I have added a new chapter GSS-API in PBS Pro to the design. It is a bit long for a post. Please let me know if you find the answer there. It could help with debugging and from the point of view I think it can be in design… or I can remove/move it later:).
I suppose you talk about the pbsgss_client_authenticate() and req_gssauthenuser()… This is the part where the credentials are acquired and GSS handshake is done - GSS context is established. After this, the communication is encrypted. This part has similar logic both on TCP and TPP but the implementation needs to be very different. The reason for different implementation is that we have the socket file descriptor available and we can read and write to the file descriptor directly with TCP, but with TPP, we are not able to communicate directly ‘client <-> server’. The communication goes through the comm with TPP.
It will be maybe also clearer why the external authentication is used only for TCP - if I am not mistaken.
This actually sounds quite okay. I am assuming the the communication via the RPP stream (which goes via TPP and the comm) gets established between the server-mom and mom-mom. I will go over your document in detail this week, but it looks quite good at a quick glance. Thanks!
Understood. One more thought, sorry, if i am dragging this. Is it possible to pass a length before the message to indicate the message length so that the receiver know exactly how many bytes is clear text vs where the encrypted data starts?
Your idea is good. Thanks. It seems to be easy now:) Actually, the length of GSS token needed for establishing GSS context is already sent in front of the token itself (which is also last cleartext msg). The solution should be to modify the tcp_read() with the possibility to read only limited length. Working on it.
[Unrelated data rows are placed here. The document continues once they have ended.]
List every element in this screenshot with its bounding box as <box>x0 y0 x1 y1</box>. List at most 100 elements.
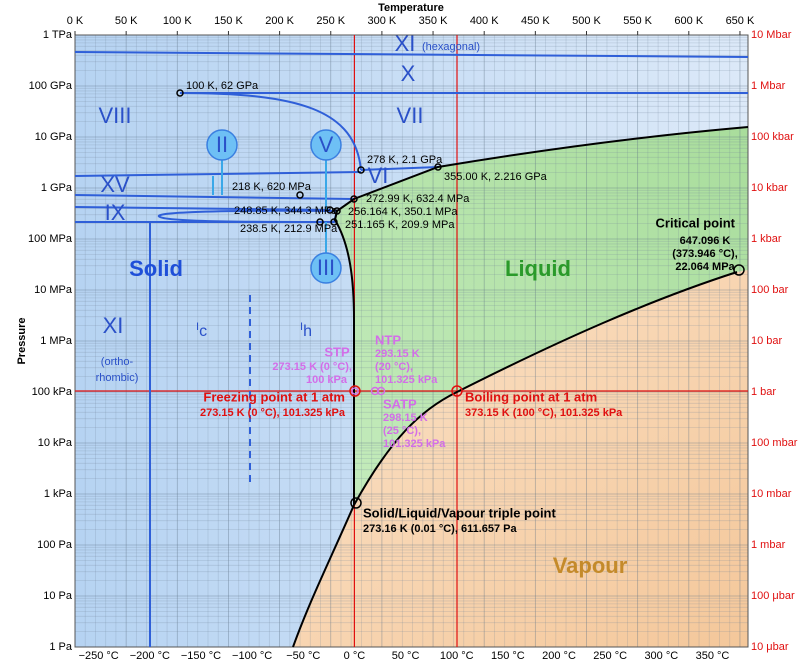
y2-tick-label: 1 mbar <box>751 539 786 551</box>
boundary <box>74 194 355 200</box>
x-tick-label: −250 °C <box>79 650 119 662</box>
y2-tick-label: 100 mbar <box>751 437 798 449</box>
ntp-title: NTP <box>375 332 401 347</box>
y-tick-label: 10 kPa <box>38 437 73 449</box>
axis-title: Pressure <box>16 317 28 364</box>
y2-tick-label: 10 Mbar <box>751 29 792 41</box>
circle <box>310 252 342 284</box>
critical-detail: (373.946 °C), <box>672 248 738 260</box>
y2-tick-label: 10 μbar <box>751 641 789 653</box>
marker <box>434 163 442 171</box>
y2-tick-label: 100 kbar <box>751 131 794 143</box>
tick-labels: 0 K 50 K 100 K 150 K 200 K 250 K 300 K 350 K 400… <box>28 15 798 662</box>
y-tick-label: 10 GPa <box>35 131 73 143</box>
phase-label: XV <box>100 172 130 197</box>
marker <box>376 386 386 396</box>
y-tick-label: 1 TPa <box>43 29 73 41</box>
boiling-detail: 373.15 K (100 °C), 101.325 kPa <box>465 407 623 419</box>
point-label: 256.164 K, 350.1 MPa <box>348 206 458 218</box>
vapour-region <box>293 270 748 647</box>
phase-label: IX <box>105 200 126 225</box>
x-tick-label: 550 K <box>623 15 652 27</box>
x-tick-label: 300 °C <box>644 650 678 662</box>
y2-tick-label: 100 μbar <box>751 590 795 602</box>
y-tick-label: 1 GPa <box>41 182 73 194</box>
circle <box>206 129 238 161</box>
marker <box>330 218 338 226</box>
y2-tick-label: 10 mbar <box>751 488 792 500</box>
point-markers <box>176 89 745 509</box>
point-label: 251.165 K, 209.9 MPa <box>345 219 455 231</box>
phase-label: III <box>317 255 335 280</box>
freezing-title: Freezing point at 1 atm <box>203 389 345 404</box>
x-tick-label: 250 K <box>316 15 345 27</box>
stp-detail: 100 kPa <box>306 374 348 386</box>
x-tick-label: 600 K <box>674 15 703 27</box>
x-tick-label: 400 K <box>470 15 499 27</box>
sublimation-curve <box>292 504 355 648</box>
point-label: 100 K, 62 GPa <box>186 80 259 92</box>
critical-title: Critical point <box>656 215 736 230</box>
marker <box>296 191 304 199</box>
ntp-detail: 101.325 kPa <box>375 374 438 386</box>
x-tick-label: 100 °C <box>440 650 474 662</box>
critical-detail: 22.064 MPa <box>675 261 735 273</box>
x-tick-label: 350 K <box>419 15 448 27</box>
phase-circles <box>206 129 342 284</box>
region-label: Liquid <box>505 256 571 281</box>
boundary <box>74 51 749 58</box>
grid <box>74 35 748 648</box>
x-tick-label: −150 °C <box>181 650 221 662</box>
point-label: 272.99 K, 632.4 MPa <box>366 193 470 205</box>
x-tick-label: 500 K <box>572 15 601 27</box>
point-label: 278 K, 2.1 GPa <box>367 154 443 166</box>
x-tick-label: −50 °C <box>286 650 320 662</box>
phase-label: Ic <box>196 321 207 340</box>
phase-label: V <box>319 132 334 157</box>
liquid-region <box>335 127 748 505</box>
freezing-detail: 273.15 K (0 °C), 101.325 kPa <box>200 407 346 419</box>
satp-detail: 298.15 K <box>383 412 428 424</box>
text: I <box>300 321 303 333</box>
text: h <box>303 323 312 340</box>
ntp-detail: 293.15 K <box>375 348 420 360</box>
phase-label: X <box>401 61 416 86</box>
phase-label: XI <box>395 31 416 56</box>
point-label: 218 K, 620 MPa <box>232 181 312 193</box>
stp-detail: 273.15 K (0 °C), <box>272 361 352 373</box>
marker <box>357 166 365 174</box>
triple-detail: 273.16 K (0.01 °C), 611.657 Pa <box>363 523 517 535</box>
y-tick-label: 1 MPa <box>40 335 73 347</box>
marker <box>176 89 184 97</box>
boundary <box>74 206 331 211</box>
y2-tick-label: 10 kbar <box>751 182 788 194</box>
x-tick-label: 300 K <box>368 15 397 27</box>
x-tick-label: −100 °C <box>232 650 272 662</box>
phase-label: (ortho- <box>101 356 134 368</box>
x-tick-label: 150 °C <box>491 650 525 662</box>
x-tick-label: 0 K <box>67 15 84 27</box>
ntp-detail: (20 °C), <box>375 361 413 373</box>
x-tick-label: 50 K <box>115 15 138 27</box>
vaporization-curve <box>353 271 738 506</box>
region-label: Vapour <box>553 553 628 578</box>
boundary <box>360 166 439 171</box>
y-tick-label: 100 kPa <box>32 386 73 398</box>
x-tick-label: 100 K <box>163 15 192 27</box>
marker <box>316 218 324 226</box>
y2-tick-label: 1 bar <box>751 386 776 398</box>
point-label: 238.5 K, 212.9 MPa <box>240 223 338 235</box>
marker <box>333 207 341 215</box>
y-tick-label: 1 Pa <box>49 641 73 653</box>
marker <box>351 387 359 395</box>
x-tick-label: 200 °C <box>542 650 576 662</box>
text: I <box>196 321 199 333</box>
y-tick-label: 10 MPa <box>34 284 73 296</box>
y-tick-label: 100 GPa <box>29 80 73 92</box>
x-tick-label: −200 °C <box>130 650 170 662</box>
phase-label: VI <box>368 163 389 188</box>
x-tick-label: 0 °C <box>344 650 366 662</box>
x-tick-label: 50 °C <box>392 650 420 662</box>
y-tick-label: 100 Pa <box>37 539 73 551</box>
Yes, I certainly want to provide tests for the Kerberos feature, but I did not start to work on the tests yet. Since this is pretty complex, should the new tests be part of the first merge or is it reasonable to provide the tests later? We will need to build the whole Kerberos world in the test scripts. We will also need the external tool for providing credentials in the tests. Is it OK to build and use our tool in the scripts for now?
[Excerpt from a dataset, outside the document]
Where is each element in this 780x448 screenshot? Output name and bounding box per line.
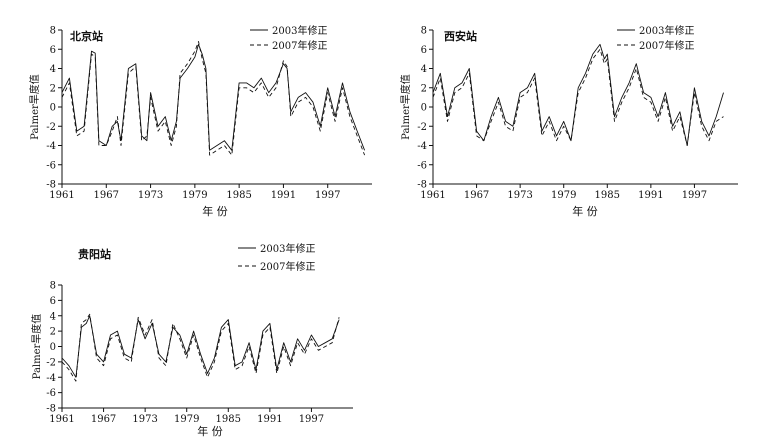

I feel, given the size of the work, it is okay to develop the automated test scripts later (as a separate PR/commit). However, since you are anyway testing the changes to work with kerberos, some basic text document detailing how you have set up kerberos and some manual tests would benefit the maintainers as well as the community. Does that sound workable?
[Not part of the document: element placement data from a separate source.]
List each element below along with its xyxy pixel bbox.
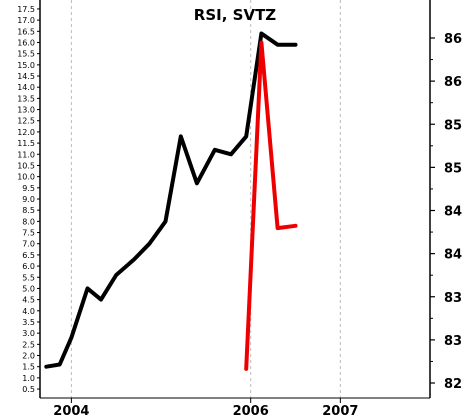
- left-tick-label: 9.5: [22, 184, 35, 193]
- left-tick-label: 17.5: [17, 5, 35, 14]
- left-tick-label: 7.0: [22, 240, 35, 249]
- left-tick-label: 2.5: [22, 340, 35, 349]
- x-axis: 2004 2006 2007: [40, 397, 430, 419]
- grid-lines: [70, 0, 341, 398]
- right-tick-label: 86: [444, 32, 462, 47]
- left-tick-label: 16.0: [17, 38, 35, 47]
- left-tick-label: 14.0: [17, 83, 35, 92]
- right-axis: 82 83 83 84 84 85 85 86 86: [429, 0, 462, 398]
- left-tick-label: 4.0: [22, 307, 35, 316]
- left-tick-label: 14.5: [17, 72, 35, 81]
- right-tick-label: 84: [444, 248, 462, 263]
- left-tick-label: 1.0: [22, 374, 35, 383]
- left-tick-label: 17.0: [17, 16, 35, 25]
- left-tick-label: 4.5: [22, 296, 35, 305]
- right-tick-label: 85: [444, 118, 462, 133]
- left-tick-label: 3.5: [22, 318, 35, 327]
- left-tick-label: 5.5: [22, 273, 35, 282]
- left-tick-label: 11.0: [17, 150, 35, 159]
- left-tick-label: 1.5: [22, 363, 35, 372]
- left-tick-label: 10.0: [17, 173, 35, 182]
- left-tick-label: 13.5: [17, 94, 35, 103]
- series-line-1: [244, 40, 298, 371]
- left-tick-label: 11.5: [17, 139, 35, 148]
- left-tick-label: 8.5: [22, 206, 35, 215]
- left-tick-label: 6.0: [22, 262, 35, 271]
- left-tick-label: 16.5: [17, 27, 35, 36]
- right-tick-label: 82: [444, 377, 462, 392]
- chart-title: RSI, SVTZ: [194, 6, 276, 24]
- right-tick-label: 83: [444, 291, 462, 306]
- right-tick-label: 83: [444, 334, 462, 349]
- left-tick-label: 15.0: [17, 61, 35, 70]
- left-tick-label: 5.0: [22, 284, 35, 293]
- left-tick-label: 9.0: [22, 195, 35, 204]
- left-axis: 0.5 1.0 1.5 2.0 2.5 3.0 3.5 4.0 4.5 5.0 5.5 6.0 6.5 7…: [17, 0, 41, 398]
- left-tick-label: 0.5: [22, 385, 35, 394]
- left-tick-label: 8.0: [22, 217, 35, 226]
- right-tick-label: 85: [444, 161, 462, 176]
- left-tick-label: 12.0: [17, 128, 35, 137]
- series-line-0: [44, 31, 298, 369]
- left-tick-label: 2.0: [22, 352, 35, 361]
- series-layer: [44, 31, 298, 371]
- left-tick-label: 3.0: [22, 329, 35, 338]
- left-tick-label: 7.5: [22, 229, 35, 238]
- left-tick-label: 13.0: [17, 106, 35, 115]
- x-tick-label: 2004: [53, 404, 89, 419]
- left-tick-label: 12.5: [17, 117, 35, 126]
- x-tick-label: 2007: [322, 404, 358, 419]
- x-tick-label: 2006: [233, 404, 269, 419]
- left-tick-label: 6.5: [22, 251, 35, 260]
- right-tick-label: 84: [444, 205, 462, 220]
- left-tick-label: 10.5: [17, 161, 35, 170]
- left-tick-label: 15.5: [17, 50, 35, 59]
- right-tick-label: 86: [444, 75, 462, 90]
Perhaps, you do not need to modify even tcp_read() to include a length. Usually the DIS_read routines can read exact the amount of required bytes from the already received buffer (which tcp_read() would read and keep in its internal buffers). So in this case, you could code the particular DIS_xxx routine to read only a specific set of bytes, and no more? Which routine is reading this data - perhaps i can take a look.